Mace answered with no delay. "She is near enough to Liora's age to make companionship plausible. That is part of why she was chosen."

"Part," Luminara repeated.

"Yes." Plo leaned forward slightly. "The younger one may speak more easily to one near her own age than to a room full of Masters." Barriss said nothing. Ki-Adi looked toward her. "It also carries risk."

"Yes," Luminara said. "It does." Yoda rested his chin forward slightly on his stick. "Changed by this mission, your Padawan may be." Barriss lifted her eyes. "Changed by Serenno. Changed by Dooku. Changed by the girl," Yoda said. "Not all change, corruption is. Not all change, wisdom is."

Barriss listened in silence and Luminara answered for both of them. "I understand." Mace took the room back. "Master Unduli, if you accept this mission, your first duty remains your Padawan." Barriss' eyes moved at that. Luminara's expression stayed composed, but something in her posture changed. Mace's gaze did not move from her. "You will not lose sight of the assignment. But neither will the Council place your student in a situation she does not understand."

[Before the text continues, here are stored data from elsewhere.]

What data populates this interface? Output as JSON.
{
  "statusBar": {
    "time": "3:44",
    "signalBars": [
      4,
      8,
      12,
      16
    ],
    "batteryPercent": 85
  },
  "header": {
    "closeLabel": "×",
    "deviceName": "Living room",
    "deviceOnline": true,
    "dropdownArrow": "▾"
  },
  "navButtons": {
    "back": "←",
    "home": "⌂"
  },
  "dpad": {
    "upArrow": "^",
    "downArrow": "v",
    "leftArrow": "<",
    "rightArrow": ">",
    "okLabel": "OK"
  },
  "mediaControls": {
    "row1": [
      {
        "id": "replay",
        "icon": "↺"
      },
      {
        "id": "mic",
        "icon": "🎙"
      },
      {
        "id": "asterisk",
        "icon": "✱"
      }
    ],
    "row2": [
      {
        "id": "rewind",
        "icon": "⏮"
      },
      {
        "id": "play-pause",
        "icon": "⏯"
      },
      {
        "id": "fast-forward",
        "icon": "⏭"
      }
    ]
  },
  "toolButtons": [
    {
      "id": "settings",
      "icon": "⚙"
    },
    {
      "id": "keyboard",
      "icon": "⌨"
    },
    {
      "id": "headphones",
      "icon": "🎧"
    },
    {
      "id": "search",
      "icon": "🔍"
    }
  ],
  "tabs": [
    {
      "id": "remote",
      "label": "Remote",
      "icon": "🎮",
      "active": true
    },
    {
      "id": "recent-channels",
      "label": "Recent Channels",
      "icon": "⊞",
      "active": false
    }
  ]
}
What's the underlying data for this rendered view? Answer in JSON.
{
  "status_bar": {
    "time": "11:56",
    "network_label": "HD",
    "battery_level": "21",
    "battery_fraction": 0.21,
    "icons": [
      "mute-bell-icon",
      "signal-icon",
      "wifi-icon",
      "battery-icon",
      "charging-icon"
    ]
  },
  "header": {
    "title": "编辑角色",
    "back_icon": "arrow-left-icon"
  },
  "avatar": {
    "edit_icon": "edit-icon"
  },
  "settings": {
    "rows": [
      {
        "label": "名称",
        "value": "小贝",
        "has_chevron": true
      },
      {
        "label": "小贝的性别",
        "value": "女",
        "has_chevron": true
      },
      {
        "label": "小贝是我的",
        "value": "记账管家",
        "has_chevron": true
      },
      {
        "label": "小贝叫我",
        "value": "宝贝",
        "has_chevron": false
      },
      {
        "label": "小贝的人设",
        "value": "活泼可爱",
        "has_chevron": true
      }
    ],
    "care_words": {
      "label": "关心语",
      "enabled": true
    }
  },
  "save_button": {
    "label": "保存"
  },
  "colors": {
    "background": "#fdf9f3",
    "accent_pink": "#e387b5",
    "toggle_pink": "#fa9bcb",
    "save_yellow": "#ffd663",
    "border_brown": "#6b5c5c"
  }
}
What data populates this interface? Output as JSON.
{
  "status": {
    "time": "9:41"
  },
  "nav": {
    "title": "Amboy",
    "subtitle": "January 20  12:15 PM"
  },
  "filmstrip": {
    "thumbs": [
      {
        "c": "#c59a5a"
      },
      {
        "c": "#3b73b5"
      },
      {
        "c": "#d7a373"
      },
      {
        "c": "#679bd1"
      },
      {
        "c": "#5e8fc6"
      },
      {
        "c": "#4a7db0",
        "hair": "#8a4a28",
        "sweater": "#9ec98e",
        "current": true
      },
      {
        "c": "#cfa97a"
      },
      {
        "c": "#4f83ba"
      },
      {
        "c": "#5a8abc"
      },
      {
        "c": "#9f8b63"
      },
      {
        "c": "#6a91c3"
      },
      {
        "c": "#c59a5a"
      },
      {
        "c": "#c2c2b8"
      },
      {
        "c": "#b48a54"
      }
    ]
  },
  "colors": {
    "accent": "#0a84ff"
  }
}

Mace looked between master and student. "If you accept, reports will come directly to the Council."

"Of course," Luminara said. Mace turned slightly toward Barriss. "Padawan Offee." She straightened. "Master Windu."

"If you go, you are not there to win an argument with a child. You are not there to prove the Order right. You are not there to carry every curiosity back." Barriss nodded once. "No, Master."

"You are there to remain yourself. To learn. To speak honestly when honesty is useful. And to keep your eyes open."

"Yes, Master."

Yoda heard the firmness in her answer. Luminara was quiet for a few breaths before speaking again. "If I refuse, what then?" Mace answered plainly. "Then we consider another path." Luminara looked down briefly, thinking. Barriss did not look at her teacher. She kept her gaze lowered and waited, which told Yoda much about the trust between them. At last Luminara lifted her head. "I will accept."